Indeed, Public First is the only major AI group spending in this district, looking to boost Foushee with more than $1.6 million flooding into the race in its final weeks.
But while the data center debate is playing out in local politics, it’s absent from the pro-Foushee ad, which instead frames the incumbent as a progressive fighter on issues like immigration raids and holding Trump accountable. The AI spending has prompted a small counter from Justice Democrats, a progressive group supporting Allam, which dropped a new digital ad this week criticizing the incumbent for receiving support from the AI industry.
The two sides are also boosting preferred candidates in other, less prominent races.
Lead the Future’s Republican group is spending $500,000 each on generic, biographical ads boosting Republican candidates Laurie Buckhout in a North Carolina swing district and Chris Gober — who was a legal adviser to Elon Musk’s political group in 2024 — in an open, safely Republican Texas district.
The Public First network is also spending to boost two Republicans who are heavy favorites to win their primary elections in Texas without wading into AI in their ads: Army veteran Alex Mealer and Air Force veteran Carlos De La Cruz.
The decision to de-emphasize the central issue motivating these groups is not a new strategy. Groups with political aims on Israel, cryptocurrency, the environment and more have long chosen to wage their political battles using other issues more salient to a primary or general electorate, separating the political goals of winning elections from the policy goals they hope the winner will support in office.

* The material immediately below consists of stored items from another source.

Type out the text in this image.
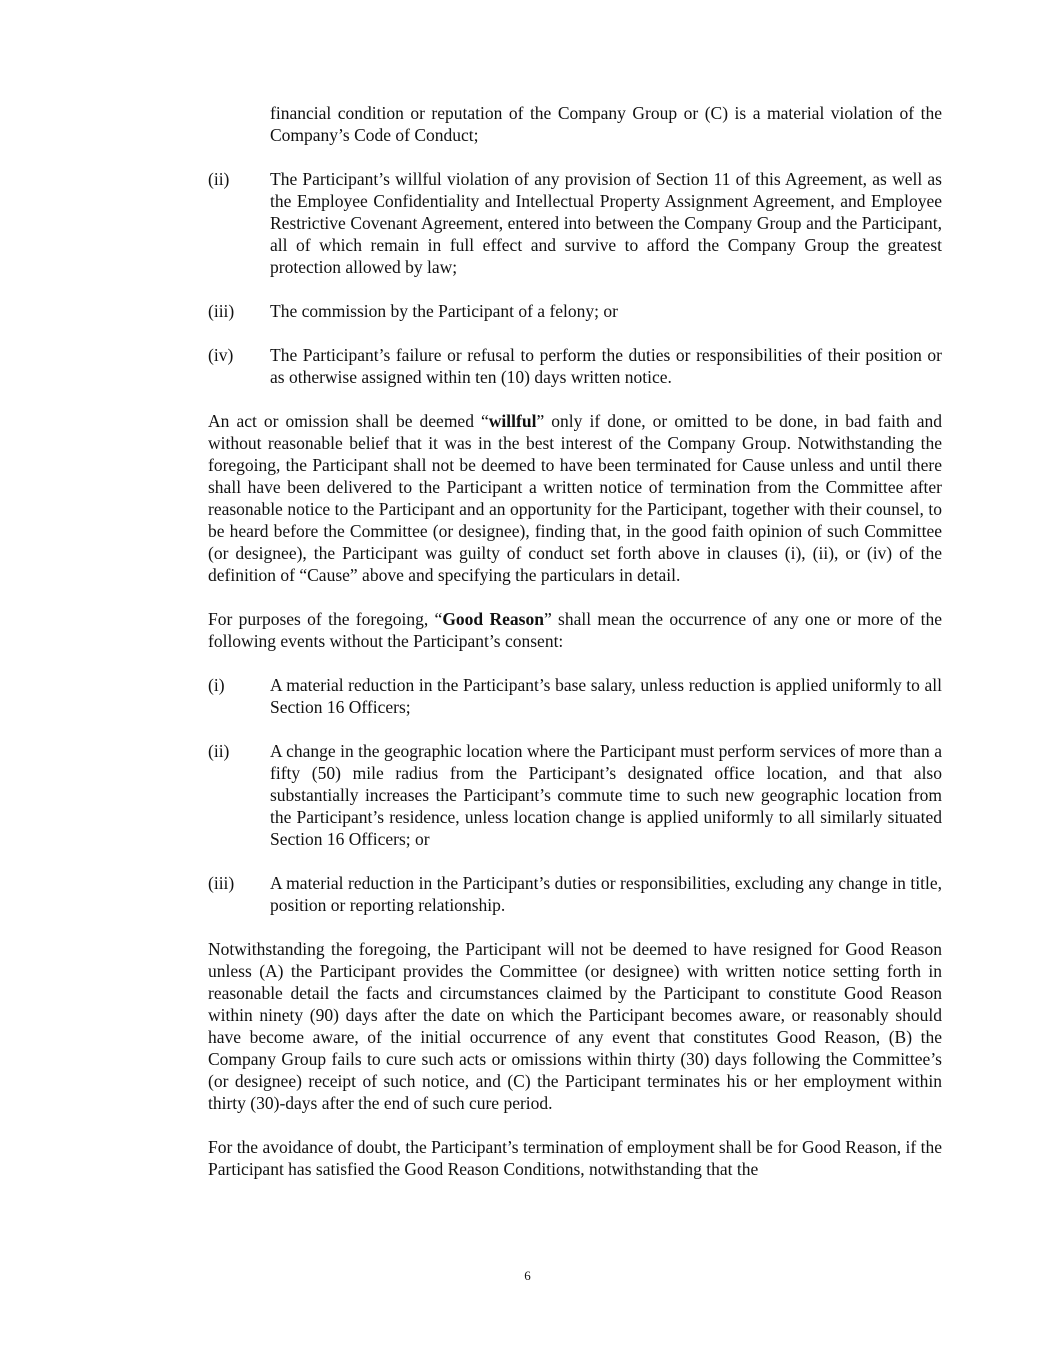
financial condition or reputation of the Company Group or (C) is a material violation of the Company’s Code of Conduct;

(ii)	The Participant’s willful violation of any provision of Section 11 of this Agreement, as well as the Employee Confidentiality and Intellectual Property Assignment Agreement, and Employee Restrictive Covenant Agreement, entered into between the Company Group and the Participant, all of which remain in full effect and survive to afford the Company Group the greatest protection allowed by law;
(iii)	The commission by the Participant of a felony; or
(iv)	The Participant’s failure or refusal to perform the duties or responsibilities of their position or as otherwise assigned within ten (10) days written notice.

An act or omission shall be deemed “willful” only if done, or omitted to be done, in bad faith and without reasonable belief that it was in the best interest of the Company Group. Notwithstanding the foregoing, the Participant shall not be deemed to have been terminated for Cause unless and until there shall have been delivered to the Participant a written notice of termination from the Committee after reasonable notice to the Participant and an opportunity for the Participant, together with their counsel, to be heard before the Committee (or designee), finding that, in the good faith opinion of such Committee (or designee), the Participant was guilty of conduct set forth above in clauses (i), (ii), or (iv) of the definition of “Cause” above and specifying the particulars in detail.

For purposes of the foregoing, “Good Reason” shall mean the occurrence of any one or more of the following events without the Participant’s consent:

(i)	A material reduction in the Participant’s base salary, unless reduction is applied uniformly to all Section 16 Officers;
(ii)	A change in the geographic location where the Participant must perform services of more than a fifty (50) mile radius from the Participant’s designated office location, and that also substantially increases the Participant’s commute time to such new geographic location from the Participant’s residence, unless location change is applied uniformly to all similarly situated Section 16 Officers; or
(iii)	A material reduction in the Participant’s duties or responsibilities, excluding any change in title, position or reporting relationship.

Notwithstanding the foregoing, the Participant will not be deemed to have resigned for Good Reason unless (A) the Participant provides the Committee (or designee) with written notice setting forth in reasonable detail the facts and circumstances claimed by the Participant to constitute Good Reason within ninety (90) days after the date on which the Participant becomes aware, or reasonably should have become aware, of the initial occurrence of any event that constitutes Good Reason, (B) the Company Group fails to cure such acts or omissions within thirty (30) days following the Committee’s (or designee) receipt of such notice, and (C) the Participant terminates his or her employment within thirty (30)-days after the end of such cure period.

For the avoidance of doubt, the Participant’s termination of employment shall be for Good Reason, if the Participant has satisfied the Good Reason Conditions, notwithstanding that the

6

Jesse Hunt, a spokesman with Leading the Future, told NBC News that the group is supporting and assessing candidates “who we believe are the most pro-innovation candidates when it comes to AI,” adding that it uses both a candidate questionnaire, as well as a review of public statements or relevant records, to help guide them. He added that the debate over AI is “still in its infancy” and he expects it to evolve over this and future election cycles.

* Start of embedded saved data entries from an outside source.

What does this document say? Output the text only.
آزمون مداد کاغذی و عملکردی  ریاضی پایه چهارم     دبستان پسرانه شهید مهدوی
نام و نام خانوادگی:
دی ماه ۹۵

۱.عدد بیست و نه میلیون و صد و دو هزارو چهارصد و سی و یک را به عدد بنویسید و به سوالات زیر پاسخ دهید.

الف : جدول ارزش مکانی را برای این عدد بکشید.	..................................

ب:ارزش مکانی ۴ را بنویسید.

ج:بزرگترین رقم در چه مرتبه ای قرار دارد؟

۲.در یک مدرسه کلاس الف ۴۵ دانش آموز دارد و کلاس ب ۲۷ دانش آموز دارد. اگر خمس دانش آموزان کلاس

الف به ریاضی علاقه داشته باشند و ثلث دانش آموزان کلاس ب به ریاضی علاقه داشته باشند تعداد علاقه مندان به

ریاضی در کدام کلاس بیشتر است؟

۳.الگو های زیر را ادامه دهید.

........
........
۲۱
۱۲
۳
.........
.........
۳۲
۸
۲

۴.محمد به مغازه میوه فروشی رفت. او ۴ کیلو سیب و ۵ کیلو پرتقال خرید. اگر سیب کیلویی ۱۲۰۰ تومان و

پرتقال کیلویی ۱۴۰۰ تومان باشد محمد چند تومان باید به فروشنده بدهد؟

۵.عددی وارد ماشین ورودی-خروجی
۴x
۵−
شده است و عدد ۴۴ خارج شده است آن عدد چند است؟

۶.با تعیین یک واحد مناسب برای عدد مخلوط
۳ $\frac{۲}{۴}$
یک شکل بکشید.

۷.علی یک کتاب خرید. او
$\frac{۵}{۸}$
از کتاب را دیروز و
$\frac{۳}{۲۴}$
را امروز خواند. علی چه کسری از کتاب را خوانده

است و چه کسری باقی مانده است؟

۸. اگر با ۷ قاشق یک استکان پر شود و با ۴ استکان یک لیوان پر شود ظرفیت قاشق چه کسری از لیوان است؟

“The administration has been clear where they stand on this issue, but other members of Congress are starting to formulate their positions, what they want to see from these companies, how it stands to benefit their constituents, their states, and how it stands to benefit the U.S. economy,” he said.
Hunt said the public conversation around AI policy “will see it mature over time as people become more knowledgeable.” He added: “Through that process, you’re going to see a greater conversation about the likely ways it will enhance a lot of people’s lives.”